D’ombre et de silence est un recueil qui regroupe huit nouvelles. Certaines sont inédites : trois récits, dont la plus longue au format novella et qui, à elle-seule, vaut le détour tant elle est forte et émouvante (Ce que les blessures laissent au fond des yeux). Les autres ont été diffusées dans différentes publications au fil des années (comme dans les recueils au profit des restos du cœur : 13 à table). Elles sont de qualité et méritent lecture ou relectures.

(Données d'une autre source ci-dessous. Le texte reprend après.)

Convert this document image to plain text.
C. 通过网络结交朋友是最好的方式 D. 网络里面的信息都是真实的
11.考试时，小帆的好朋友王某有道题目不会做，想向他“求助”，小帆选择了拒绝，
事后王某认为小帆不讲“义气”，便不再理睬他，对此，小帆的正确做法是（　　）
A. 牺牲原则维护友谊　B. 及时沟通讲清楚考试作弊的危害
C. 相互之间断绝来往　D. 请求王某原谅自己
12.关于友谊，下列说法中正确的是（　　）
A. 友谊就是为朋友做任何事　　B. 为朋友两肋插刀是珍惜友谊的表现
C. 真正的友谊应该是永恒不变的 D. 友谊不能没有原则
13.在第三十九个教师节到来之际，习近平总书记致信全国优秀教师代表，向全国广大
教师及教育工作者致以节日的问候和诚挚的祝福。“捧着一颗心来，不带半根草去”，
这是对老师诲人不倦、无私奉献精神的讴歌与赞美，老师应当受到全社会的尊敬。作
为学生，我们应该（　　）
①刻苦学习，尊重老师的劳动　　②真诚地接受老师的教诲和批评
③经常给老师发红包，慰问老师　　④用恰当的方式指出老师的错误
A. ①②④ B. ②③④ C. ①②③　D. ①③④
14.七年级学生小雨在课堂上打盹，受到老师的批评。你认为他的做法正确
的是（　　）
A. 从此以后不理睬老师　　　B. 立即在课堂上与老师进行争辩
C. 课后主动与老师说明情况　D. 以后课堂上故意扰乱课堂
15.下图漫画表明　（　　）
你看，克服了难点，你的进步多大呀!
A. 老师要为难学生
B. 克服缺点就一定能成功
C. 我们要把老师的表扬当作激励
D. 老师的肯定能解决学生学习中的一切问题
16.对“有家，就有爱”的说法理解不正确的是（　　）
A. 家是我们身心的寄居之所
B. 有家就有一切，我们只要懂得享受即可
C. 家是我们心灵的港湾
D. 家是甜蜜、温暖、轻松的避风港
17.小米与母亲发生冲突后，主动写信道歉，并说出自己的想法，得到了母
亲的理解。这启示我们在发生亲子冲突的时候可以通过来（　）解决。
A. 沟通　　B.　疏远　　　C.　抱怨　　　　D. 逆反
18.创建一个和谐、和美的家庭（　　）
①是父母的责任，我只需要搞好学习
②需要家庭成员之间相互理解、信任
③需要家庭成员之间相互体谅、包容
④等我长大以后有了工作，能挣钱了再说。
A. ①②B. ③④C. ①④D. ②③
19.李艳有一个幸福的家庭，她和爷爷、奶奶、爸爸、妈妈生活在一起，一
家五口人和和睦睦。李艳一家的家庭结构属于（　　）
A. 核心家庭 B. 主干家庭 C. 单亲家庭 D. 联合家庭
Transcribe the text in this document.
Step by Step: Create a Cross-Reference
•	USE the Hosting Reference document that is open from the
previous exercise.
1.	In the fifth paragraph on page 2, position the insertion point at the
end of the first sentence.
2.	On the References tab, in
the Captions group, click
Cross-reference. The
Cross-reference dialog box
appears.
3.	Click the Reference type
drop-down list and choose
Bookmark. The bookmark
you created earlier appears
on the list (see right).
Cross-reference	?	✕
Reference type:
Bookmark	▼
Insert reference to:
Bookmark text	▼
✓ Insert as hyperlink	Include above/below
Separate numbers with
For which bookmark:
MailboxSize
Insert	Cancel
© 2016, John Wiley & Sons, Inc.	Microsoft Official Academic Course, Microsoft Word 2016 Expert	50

Ceux qui imaginent tout connaître de Karine Giébel ou qui veulent la cantonner dans un style répétitif, risquent d’être surpris. Toutes les histoires sont noires et violentes. Elles mettent souvent en scène des personnages qui vivent des descentes aux enfers (ou qui sont nés au fond du trou, et qui creusent encore…). Mais l’auteure sait varier l’intensité de cette noirceur et la pénombre qui assaille les protagonistes. Elle module son écriture de manière à ne pas tomber dans la répétition tout en gardant sa singularité. Rien que ça, c’est un petit exploit.

Les minorités, aussi

Et il y a les thèmes choisis, aussi. Certains très proches de ses romans, d’autres plus étonnants, avec comme point culminant (à mon sens) sa manière de mettre en scène les minorités. A ce titre, Ce que les blessures laissent au fond des yeux et Aylena sont deux textes aussi marquants que salutaires.

Dans les récits noirs D’ombres et de silence, Karine Giébel n’oublie jamais l’essentiel : donner vie à des personnages en quelques mots. Elle y arrive avec talent, ce qui rend ce recueil de nouvelles d’autant plus prenant. Ils en deviennent attachants, même dans leurs pires aspects.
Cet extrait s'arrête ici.